Re: [PATCH 1/1] [RFC] workqueue: fix ghost PENDING flag while doing MQ IO

From: Peter Hurley
Date: Mon Apr 25 2016 - 21:22:15 EST


On 04/25/2016 08:48 AM, Tejun Heo wrote:
> Hello, Roman.
>
> On Mon, Apr 25, 2016 at 05:22:51PM +0200, Roman Pen wrote:
> ...
>> CPU#6 CPU#2
>> reqeust ffff884000343600 inserted
>> hctx marked as pended
>> kblockd_schedule...() returns 1
>> <schedule to kblockd workqueue>
>> *** WORK_STRUCT_PENDING_BIT is cleared ***
>> flush_busy_ctxs() is executed
>> reqeust ffff884000343cc0 inserted
>> hctx marked as pended
>> kblockd_schedule...() returns 0
>> ^^^^^^^^^^^^^^^^^^^^^^^^^^^^^^^^
>> WTF?
>>
>> As a result ffff884000343cc0 request pended forever.
>>
>> According to the trace output I see that another CPU _always_ observes
>> WORK_STRUCT_PENDING_BIT as set for that hctx->run_work, even it was
>> cleared on another CPU.
>>
>> Checking the workqueue.c code I see that clearing the bit is nothing
>> more, but atomic_long_set(), which is <mov> instruction. This
>> function:
>>
>> static inline void set_work_data()
>>
>> In attempt to "fix" the mystery I replaced atomic_long_set() call with
>> atomic_long_xchg(), which is <xchg> instruction.
>>
>> The problem has gone.
>>
>> For me it looks that test_and_set_bit() (<lock btsl> instruction) does
>> not require flush of all CPU caches, which can be dirty after executing
>> of <mov> on another CPU. But <xchg> really updates the memory and the
>> following execution of <lock btsl> observes that bit was cleared.
>>
>> As a conculusion I can say, that I am lucky enough and can reproduce
>> this bug in several minutes on a specific load (I tried many other
>> simple loads using fio, even using btrecord/btreplay, no success).
>> And that easy reproduction on a specific load gives me some freedom
>> to test and then to be sure, that problem has gone.
>
> Heh, excellent debugging. I wonder how old this bug is.

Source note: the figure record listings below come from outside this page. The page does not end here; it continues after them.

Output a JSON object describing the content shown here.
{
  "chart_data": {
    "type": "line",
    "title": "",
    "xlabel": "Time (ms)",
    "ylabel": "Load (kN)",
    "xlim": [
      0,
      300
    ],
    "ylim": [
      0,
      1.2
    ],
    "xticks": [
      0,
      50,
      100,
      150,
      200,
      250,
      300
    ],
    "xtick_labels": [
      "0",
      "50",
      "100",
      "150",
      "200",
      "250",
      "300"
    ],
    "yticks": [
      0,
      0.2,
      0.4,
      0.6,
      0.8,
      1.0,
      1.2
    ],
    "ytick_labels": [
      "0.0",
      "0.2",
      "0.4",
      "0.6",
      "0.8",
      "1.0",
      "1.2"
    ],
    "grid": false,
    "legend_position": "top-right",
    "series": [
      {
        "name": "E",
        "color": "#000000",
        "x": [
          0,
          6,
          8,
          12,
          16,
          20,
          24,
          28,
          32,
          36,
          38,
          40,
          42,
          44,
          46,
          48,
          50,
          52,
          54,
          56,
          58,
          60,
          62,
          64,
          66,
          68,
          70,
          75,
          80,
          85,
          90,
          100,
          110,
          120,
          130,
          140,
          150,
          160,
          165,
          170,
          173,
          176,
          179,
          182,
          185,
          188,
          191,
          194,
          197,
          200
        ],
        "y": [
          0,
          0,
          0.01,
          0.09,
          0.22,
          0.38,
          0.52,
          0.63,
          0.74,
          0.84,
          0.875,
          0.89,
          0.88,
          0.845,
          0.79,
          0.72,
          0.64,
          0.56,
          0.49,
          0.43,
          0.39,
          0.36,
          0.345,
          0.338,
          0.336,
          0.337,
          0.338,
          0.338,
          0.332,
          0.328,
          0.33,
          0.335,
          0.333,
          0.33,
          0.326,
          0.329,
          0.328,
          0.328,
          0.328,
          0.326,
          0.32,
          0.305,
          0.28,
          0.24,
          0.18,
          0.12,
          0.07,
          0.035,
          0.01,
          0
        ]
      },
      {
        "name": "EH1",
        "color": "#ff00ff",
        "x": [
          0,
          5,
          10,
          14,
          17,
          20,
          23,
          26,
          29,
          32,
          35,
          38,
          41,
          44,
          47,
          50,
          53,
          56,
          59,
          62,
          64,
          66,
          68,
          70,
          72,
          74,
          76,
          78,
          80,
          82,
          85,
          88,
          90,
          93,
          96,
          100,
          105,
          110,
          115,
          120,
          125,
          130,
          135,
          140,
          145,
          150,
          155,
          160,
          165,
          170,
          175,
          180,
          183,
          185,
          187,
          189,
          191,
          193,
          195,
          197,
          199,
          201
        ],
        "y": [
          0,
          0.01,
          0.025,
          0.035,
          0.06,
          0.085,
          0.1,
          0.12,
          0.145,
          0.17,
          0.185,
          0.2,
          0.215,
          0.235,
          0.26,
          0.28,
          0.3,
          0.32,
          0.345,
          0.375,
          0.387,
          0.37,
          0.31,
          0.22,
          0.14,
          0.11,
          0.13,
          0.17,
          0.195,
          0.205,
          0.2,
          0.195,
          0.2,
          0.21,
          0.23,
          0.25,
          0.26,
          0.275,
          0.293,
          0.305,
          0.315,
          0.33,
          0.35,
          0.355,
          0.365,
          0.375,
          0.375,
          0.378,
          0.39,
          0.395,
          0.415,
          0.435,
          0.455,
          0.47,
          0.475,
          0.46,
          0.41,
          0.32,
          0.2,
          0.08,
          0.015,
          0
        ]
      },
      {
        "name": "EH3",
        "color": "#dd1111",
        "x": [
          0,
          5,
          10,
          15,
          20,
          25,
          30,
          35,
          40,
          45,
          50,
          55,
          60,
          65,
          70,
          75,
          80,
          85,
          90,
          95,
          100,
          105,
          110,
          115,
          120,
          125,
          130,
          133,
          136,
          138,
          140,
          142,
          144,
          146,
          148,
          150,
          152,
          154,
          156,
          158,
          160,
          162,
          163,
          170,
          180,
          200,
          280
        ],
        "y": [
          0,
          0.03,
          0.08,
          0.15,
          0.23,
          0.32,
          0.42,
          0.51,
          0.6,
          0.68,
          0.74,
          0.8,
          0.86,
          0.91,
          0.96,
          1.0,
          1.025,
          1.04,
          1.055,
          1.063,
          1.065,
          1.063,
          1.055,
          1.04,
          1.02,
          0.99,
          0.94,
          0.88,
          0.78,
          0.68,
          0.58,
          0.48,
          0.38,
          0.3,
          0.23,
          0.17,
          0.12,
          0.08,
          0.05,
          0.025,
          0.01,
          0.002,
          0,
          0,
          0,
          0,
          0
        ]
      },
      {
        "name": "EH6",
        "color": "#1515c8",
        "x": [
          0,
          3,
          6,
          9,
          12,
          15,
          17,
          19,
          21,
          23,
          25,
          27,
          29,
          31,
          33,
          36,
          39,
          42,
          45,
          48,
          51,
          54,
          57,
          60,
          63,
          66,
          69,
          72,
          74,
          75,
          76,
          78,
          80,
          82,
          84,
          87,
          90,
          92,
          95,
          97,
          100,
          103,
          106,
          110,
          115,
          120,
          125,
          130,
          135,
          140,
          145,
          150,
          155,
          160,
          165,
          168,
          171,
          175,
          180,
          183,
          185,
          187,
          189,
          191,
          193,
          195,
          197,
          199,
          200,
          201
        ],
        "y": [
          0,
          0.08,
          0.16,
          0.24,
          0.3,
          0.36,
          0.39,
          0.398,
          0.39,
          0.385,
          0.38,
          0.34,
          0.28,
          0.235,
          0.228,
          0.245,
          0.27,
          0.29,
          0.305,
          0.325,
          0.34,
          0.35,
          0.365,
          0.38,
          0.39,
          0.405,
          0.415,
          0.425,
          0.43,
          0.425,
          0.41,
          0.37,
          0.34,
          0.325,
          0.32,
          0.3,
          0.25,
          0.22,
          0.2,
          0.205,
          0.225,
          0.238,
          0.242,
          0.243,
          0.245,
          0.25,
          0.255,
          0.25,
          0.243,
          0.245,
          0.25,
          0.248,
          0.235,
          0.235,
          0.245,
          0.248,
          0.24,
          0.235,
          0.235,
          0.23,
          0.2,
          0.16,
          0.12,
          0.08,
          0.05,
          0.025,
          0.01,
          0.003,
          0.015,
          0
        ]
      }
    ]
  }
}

This is the same bug I wrote about 2 yrs ago (but with the wrong fix).

http://lkml.iu.edu/hypermail/linux/kernel/1402.2/04697.html

Unfortunately I didn't have a reproducer at all :/


> cc'ing David
> Howells who ISTR to have reported a similar issue. The root problem
> here, I think, is that PENDING is used to synchronize between
> different queueing instances but we don't have proper memory barrier
> after it.
>
> A B
>
> queue (test_and_sets PENDING)
> dispatch (clears PENDING)
> execute queue (test_and_sets PENDING)
>
> So, for B, the guarantee must be that either A starts executing after
> B's test_and_set or B's test_and_set succeeds; however, as we don't
> have any memory barrier between dispatch and execute, there's nothing
> preventing the processor from scheduling some memory fetch operations
> from the execute stage before the clearing of PENDING - ie. A might
> not see what B has done prior to queue even if B's test_and_set fails
> indicating that A should. Can you please test whether the following
> patch fixes the issue?
>
> diff --git a/kernel/workqueue.c b/kernel/workqueue.c
> index 2232ae3..8ec2b5e 100644
> --- a/kernel/workqueue.c
> +++ b/kernel/workqueue.c
> @@ -666,6 +666,7 @@ static void set_work_pool_and_clear_pending(struct work_struct *work,
> */
> smp_wmb();
> set_work_data(work, (unsigned long)pool_id << WORK_OFFQ_POOL_SHIFT, 0);
> + smp_mb();
> }

The atomic_long_xchg() patch has several benefits over the naked barrier:

1. set_work_pool_and_clear_pending() has the same requirements as
clear_work_data(); note that both require write barrier before and
full barrier after.

2. xchg() et al imply full barrier before and full barrier after.

3. The naked barriers could be removed, while improving efficiency.
On x86, mov + mfence => xchg

4. Maybe fixes other hidden bugs.
For example, I'm wondering if reordering with set_work_pwq/list_add_tail
would be a problem; ie., what if work is visible on the worklist _before_
data is initialized by set_work_pwq()?

Regards,
Peter Hurley